Plenário confirma jurisprudência que impede fixação da pena abaixo do mínimo legal

Por unanimidade (nove votos), o Supremo Tribunal Federal (STF) confirmou na tarde desta quinta-feira (26) jurisprudência que impede a fixação da pena abaixo do mínimo legal. O caso foi levado ao Plenário por meio de um Recurso Extraordinário (RE 597270) em que foi reconhecida a existência de repercussão geral. Por isso, a decisão da Corte deverá ser aplicada pelas demais instâncias do Judiciário em processos similares.

Os ministros também decidiram, por maioria, que eles podem julgar individualmente o mérito dos processos que tratem sobre o tema, a exemplo do que já ocorre em caso de habeas corpus sobre prisão civil por dívida, execução provisória da pena e acesso de advogado a inquérito sigiloso. Nesses três casos, a posição da maioria dos ministros é pela concessão do habeas corpus.

O recurso extraordinário foi interposto pela Defensoria Pública da União em favor de um condenado a seis anos e oito meses de reclusão por furto. A defesa apelou e conseguiu reduzir a pena no Tribunal de Justiça do Rio Grande do Sul (TJ-RS), que foi fixada em quatro anos, seis meses e 20 dias de reclusão, a ser cumprida em regime semiaberto. O Tribunal estadual levou em conta duas atenuantes: a confissão espontânea e a reparação do dano.

O caso chegou ao Superior Tribunal de Justiça (STJ) por meio de um recurso do Ministério Público do Rio Grande do Sul (MP-RS), que alegou a impossibilidade de fixação da pena abaixo do mínimo legal em virtude da aplicação das circunstâncias atenuantes. O STJ concordou com a tese do MP-RS e reverteu a decisão de segunda instância.

A Defensoria Pública, por sua vez, recorreu ao Supremo alegando que quatro princípios constitucionais estariam sendo violados na decisão do STJ: o da legalidade, com o impedimento da aplicação de atenuantes na fixação da pena; o da igualdade, por tratar de forma igual os desiguais; o da individualização da pena; e o da proporcionalidade.

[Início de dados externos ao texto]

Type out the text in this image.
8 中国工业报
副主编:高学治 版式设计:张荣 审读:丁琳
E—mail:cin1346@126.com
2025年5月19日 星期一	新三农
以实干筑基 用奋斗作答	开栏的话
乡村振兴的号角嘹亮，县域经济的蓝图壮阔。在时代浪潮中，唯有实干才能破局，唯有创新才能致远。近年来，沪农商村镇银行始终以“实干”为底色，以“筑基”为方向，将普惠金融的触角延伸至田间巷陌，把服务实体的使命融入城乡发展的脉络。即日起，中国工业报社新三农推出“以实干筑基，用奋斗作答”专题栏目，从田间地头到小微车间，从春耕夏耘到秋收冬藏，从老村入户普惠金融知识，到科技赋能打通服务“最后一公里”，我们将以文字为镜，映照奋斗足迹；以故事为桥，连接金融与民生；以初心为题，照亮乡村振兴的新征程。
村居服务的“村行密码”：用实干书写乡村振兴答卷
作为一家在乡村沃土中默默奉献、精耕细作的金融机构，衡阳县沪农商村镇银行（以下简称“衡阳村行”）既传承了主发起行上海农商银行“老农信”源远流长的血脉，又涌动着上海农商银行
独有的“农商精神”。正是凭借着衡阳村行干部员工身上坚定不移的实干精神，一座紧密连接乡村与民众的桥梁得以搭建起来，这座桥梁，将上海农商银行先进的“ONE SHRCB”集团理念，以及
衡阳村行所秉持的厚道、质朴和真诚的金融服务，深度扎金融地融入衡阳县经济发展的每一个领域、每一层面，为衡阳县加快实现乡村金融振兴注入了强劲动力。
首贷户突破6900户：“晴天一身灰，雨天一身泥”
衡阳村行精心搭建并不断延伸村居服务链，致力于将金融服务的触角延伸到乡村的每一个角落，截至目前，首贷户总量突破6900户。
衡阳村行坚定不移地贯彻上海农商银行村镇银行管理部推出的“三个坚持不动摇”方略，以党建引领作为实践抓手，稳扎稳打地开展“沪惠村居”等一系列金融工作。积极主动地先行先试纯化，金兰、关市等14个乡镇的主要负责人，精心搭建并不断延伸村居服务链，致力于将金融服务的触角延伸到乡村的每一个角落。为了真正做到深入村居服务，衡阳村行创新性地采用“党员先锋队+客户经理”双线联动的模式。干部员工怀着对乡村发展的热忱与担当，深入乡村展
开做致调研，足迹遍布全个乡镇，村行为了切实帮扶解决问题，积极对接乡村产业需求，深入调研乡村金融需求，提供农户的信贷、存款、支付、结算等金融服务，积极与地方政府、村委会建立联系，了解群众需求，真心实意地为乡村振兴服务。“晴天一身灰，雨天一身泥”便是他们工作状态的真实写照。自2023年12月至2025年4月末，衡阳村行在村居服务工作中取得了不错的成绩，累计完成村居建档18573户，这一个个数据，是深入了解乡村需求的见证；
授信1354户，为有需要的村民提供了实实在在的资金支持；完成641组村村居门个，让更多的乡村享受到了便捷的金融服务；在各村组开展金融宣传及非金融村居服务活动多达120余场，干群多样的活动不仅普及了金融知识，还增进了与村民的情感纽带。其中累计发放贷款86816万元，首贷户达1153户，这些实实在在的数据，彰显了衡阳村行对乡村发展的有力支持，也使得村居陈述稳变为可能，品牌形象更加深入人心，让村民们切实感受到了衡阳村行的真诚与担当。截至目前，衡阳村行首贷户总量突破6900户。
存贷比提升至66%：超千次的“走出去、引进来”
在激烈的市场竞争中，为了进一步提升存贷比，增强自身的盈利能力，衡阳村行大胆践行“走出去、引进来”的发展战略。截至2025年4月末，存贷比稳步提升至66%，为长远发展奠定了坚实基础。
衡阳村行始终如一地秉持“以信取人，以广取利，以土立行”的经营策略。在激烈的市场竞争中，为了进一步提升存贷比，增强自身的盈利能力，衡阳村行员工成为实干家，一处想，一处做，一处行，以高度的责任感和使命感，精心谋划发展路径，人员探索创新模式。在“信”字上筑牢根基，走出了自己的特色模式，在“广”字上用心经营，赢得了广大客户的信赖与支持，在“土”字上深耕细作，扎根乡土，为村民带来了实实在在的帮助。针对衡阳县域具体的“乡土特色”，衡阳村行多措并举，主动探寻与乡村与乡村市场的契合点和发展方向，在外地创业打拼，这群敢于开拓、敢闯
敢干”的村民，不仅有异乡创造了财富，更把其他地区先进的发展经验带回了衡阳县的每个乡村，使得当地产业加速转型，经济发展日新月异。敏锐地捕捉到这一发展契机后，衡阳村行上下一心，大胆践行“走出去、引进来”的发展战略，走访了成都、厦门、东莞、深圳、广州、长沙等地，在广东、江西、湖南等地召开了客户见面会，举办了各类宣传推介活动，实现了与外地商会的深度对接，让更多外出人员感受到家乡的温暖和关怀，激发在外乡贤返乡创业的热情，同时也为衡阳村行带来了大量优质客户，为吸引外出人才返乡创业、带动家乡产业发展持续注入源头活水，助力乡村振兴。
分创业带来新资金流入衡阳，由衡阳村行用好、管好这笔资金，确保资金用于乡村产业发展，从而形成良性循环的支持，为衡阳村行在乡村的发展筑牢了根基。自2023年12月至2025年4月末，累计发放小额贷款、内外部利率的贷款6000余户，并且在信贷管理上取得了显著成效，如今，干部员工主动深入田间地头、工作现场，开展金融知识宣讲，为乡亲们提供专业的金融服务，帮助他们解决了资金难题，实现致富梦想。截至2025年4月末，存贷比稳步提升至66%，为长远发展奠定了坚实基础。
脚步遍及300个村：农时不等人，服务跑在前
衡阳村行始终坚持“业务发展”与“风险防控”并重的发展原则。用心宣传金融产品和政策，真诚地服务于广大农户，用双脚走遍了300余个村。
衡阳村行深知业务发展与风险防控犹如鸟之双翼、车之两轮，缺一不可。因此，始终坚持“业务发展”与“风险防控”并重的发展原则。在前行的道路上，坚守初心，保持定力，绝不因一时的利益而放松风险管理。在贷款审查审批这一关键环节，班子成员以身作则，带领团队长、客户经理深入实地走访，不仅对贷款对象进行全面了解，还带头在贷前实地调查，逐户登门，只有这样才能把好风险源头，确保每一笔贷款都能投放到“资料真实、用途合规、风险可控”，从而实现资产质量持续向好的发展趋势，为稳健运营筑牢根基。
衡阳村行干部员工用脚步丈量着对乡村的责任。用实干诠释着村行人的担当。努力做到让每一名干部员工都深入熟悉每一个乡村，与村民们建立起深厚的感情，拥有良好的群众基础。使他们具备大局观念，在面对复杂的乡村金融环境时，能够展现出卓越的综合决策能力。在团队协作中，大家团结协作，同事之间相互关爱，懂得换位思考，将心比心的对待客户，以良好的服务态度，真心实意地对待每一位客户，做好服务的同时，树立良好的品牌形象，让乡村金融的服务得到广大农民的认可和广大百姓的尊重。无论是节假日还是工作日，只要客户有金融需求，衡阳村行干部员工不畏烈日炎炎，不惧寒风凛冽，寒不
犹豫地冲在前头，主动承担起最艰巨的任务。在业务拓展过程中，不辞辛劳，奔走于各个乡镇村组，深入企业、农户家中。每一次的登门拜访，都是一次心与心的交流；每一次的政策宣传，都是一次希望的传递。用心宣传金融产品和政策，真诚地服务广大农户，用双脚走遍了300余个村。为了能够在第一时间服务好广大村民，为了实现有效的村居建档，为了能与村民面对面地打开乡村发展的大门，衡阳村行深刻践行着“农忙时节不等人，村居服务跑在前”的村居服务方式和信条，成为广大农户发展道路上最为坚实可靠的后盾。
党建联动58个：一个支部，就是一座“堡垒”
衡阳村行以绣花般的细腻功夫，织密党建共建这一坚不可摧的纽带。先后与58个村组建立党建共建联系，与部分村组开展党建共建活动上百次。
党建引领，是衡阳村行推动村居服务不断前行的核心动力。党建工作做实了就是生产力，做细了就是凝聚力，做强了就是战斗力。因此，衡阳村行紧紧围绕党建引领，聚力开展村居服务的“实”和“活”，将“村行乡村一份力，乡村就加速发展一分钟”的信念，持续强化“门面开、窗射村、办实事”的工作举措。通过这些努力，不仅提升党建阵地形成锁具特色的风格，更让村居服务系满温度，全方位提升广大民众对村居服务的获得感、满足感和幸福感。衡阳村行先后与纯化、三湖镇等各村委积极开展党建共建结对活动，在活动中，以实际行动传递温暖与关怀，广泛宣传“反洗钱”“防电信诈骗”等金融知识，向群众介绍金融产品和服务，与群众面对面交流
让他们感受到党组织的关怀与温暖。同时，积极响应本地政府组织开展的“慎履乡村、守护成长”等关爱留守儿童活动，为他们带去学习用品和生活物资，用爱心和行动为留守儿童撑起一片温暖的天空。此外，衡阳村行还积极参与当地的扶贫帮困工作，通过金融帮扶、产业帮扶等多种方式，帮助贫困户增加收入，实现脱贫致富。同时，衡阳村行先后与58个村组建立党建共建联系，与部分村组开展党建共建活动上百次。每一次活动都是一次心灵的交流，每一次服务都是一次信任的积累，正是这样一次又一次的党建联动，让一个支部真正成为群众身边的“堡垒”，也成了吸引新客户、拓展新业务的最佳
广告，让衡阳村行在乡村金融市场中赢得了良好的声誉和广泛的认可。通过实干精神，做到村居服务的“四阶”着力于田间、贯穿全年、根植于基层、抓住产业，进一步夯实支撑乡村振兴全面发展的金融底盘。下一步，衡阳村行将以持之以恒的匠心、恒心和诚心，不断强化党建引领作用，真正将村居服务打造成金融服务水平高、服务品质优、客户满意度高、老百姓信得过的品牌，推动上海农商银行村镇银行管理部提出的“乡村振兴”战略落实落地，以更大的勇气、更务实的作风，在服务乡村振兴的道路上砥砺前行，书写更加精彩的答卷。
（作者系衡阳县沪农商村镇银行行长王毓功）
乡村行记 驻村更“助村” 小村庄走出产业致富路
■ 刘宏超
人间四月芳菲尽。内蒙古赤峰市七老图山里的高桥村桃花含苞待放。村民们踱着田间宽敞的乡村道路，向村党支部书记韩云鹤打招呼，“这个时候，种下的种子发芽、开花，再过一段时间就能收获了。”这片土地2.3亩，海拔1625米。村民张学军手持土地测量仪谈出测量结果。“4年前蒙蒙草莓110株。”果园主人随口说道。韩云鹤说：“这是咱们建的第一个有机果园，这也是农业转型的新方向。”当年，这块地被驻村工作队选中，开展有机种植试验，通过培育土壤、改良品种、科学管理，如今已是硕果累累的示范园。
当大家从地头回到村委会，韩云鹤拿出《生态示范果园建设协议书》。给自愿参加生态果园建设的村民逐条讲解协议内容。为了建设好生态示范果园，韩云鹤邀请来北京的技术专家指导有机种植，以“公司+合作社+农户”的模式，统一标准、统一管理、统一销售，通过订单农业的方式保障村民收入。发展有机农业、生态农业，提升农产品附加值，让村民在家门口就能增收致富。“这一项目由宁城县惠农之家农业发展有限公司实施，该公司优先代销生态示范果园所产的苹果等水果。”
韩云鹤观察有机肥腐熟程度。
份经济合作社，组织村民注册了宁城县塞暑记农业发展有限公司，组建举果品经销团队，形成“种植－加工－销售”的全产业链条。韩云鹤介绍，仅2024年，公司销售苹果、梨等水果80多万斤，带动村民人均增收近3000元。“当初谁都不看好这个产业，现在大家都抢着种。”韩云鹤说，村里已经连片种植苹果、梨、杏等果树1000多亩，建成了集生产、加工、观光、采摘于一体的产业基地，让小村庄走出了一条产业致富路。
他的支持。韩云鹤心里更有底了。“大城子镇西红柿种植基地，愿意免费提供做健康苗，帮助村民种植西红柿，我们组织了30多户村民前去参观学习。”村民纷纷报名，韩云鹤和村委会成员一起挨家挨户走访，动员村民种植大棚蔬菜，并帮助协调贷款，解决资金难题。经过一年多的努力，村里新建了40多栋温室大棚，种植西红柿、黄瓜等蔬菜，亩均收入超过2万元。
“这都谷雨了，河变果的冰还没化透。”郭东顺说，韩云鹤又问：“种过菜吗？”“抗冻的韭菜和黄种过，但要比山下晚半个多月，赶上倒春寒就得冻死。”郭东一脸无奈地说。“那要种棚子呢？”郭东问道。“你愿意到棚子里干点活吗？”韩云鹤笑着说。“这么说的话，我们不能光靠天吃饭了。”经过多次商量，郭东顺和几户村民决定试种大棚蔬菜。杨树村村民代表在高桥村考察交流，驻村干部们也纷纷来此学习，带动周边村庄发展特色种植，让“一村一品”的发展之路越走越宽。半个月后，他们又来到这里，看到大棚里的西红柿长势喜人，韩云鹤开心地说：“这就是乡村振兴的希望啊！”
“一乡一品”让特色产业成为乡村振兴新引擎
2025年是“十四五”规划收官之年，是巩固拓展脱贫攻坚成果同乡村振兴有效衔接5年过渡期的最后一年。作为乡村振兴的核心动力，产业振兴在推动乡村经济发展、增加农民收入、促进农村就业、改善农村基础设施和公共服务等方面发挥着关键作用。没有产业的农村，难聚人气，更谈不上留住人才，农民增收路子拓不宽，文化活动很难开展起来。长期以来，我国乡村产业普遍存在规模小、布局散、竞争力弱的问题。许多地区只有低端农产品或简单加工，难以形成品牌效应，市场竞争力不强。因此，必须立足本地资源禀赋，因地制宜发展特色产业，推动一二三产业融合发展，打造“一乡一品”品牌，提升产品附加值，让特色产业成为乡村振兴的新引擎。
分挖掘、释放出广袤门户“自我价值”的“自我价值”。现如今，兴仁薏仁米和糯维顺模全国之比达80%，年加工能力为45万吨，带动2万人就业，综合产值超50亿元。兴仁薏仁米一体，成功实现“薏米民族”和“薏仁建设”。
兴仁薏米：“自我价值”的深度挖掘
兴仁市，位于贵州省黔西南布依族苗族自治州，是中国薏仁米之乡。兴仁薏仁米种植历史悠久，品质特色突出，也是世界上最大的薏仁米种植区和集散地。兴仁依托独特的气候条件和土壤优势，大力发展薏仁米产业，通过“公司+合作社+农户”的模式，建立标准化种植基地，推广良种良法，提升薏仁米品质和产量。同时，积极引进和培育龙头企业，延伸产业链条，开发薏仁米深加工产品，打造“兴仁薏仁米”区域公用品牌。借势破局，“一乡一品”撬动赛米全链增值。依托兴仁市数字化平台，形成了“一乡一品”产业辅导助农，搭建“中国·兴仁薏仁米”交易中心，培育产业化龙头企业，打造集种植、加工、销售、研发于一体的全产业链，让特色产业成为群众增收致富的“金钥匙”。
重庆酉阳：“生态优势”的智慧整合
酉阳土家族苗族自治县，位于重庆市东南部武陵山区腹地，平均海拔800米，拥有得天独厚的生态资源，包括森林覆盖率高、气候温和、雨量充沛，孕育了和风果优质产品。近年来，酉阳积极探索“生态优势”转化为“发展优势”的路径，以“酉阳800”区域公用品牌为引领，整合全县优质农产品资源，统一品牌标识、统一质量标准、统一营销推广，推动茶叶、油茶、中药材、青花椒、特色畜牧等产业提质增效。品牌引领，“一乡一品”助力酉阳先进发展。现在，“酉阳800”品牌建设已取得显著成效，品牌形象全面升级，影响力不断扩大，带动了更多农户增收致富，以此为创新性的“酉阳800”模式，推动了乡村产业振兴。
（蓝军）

Jurisprudência consolidada

O relator do processo, ministro Cezar Peluso, afirmou que desde a década de 70, pelo menos, o Supremo tem jurisprudência consolidada em torno da matéria, contra a fixação da pena abaixo do mínimo legal. Segundo ele, atenuantes genéricas não podem influenciar de modo decisivo a ponto de “justificar a redução da pena aquém do mínimo legal”.

Ao exemplificar sua argumentação, o ministro citou o caso da confissão, uma das atenuantes apresentadas pela Defensoria Pública em favor do condenado. “A confissão, por si só, não significa nada em termos da atuação da Justiça porque pode nem ser verdadeira. O réu pode ter razões para confessar um fato quando, na verdade, ele não o tenha cometido, e mais, a confissão por si só não justifica o juízo condenatório. Ou seja, é uma situação importante, que deve ser ponderada no conjunto de outros dados, mas que não deve influir de um modo decisivo para justificar a redução da pena aquém do mínimo legal”, salientou.

Peluso também fez uma advertência para o caso de o Supremo alterar seu entendimento na matéria. “Se a Corte se propuser a modificar essa jurisprudência, ela teria que tomar certas cautelas pelo risco que introduziria de deixar a cada juiz a definição da pena para cada crime.”

Segundo o ministro, cortes constitucionais fora do Brasil têm ponderado sobre o tema e levado em conta circunstâncias particulares para estabelecer a pena abaixo do mínimo legal, para não violar os princípios da individualização da pena e do devido processo legal. Ele citou o caso do julgamento de uma mulher no Canadá, que foi sentenciada abaixo do mínimo legal por tentar transportar drogas para a Europa. Lá foram consideradas circunstâncias especiais, que favoreciam a ré.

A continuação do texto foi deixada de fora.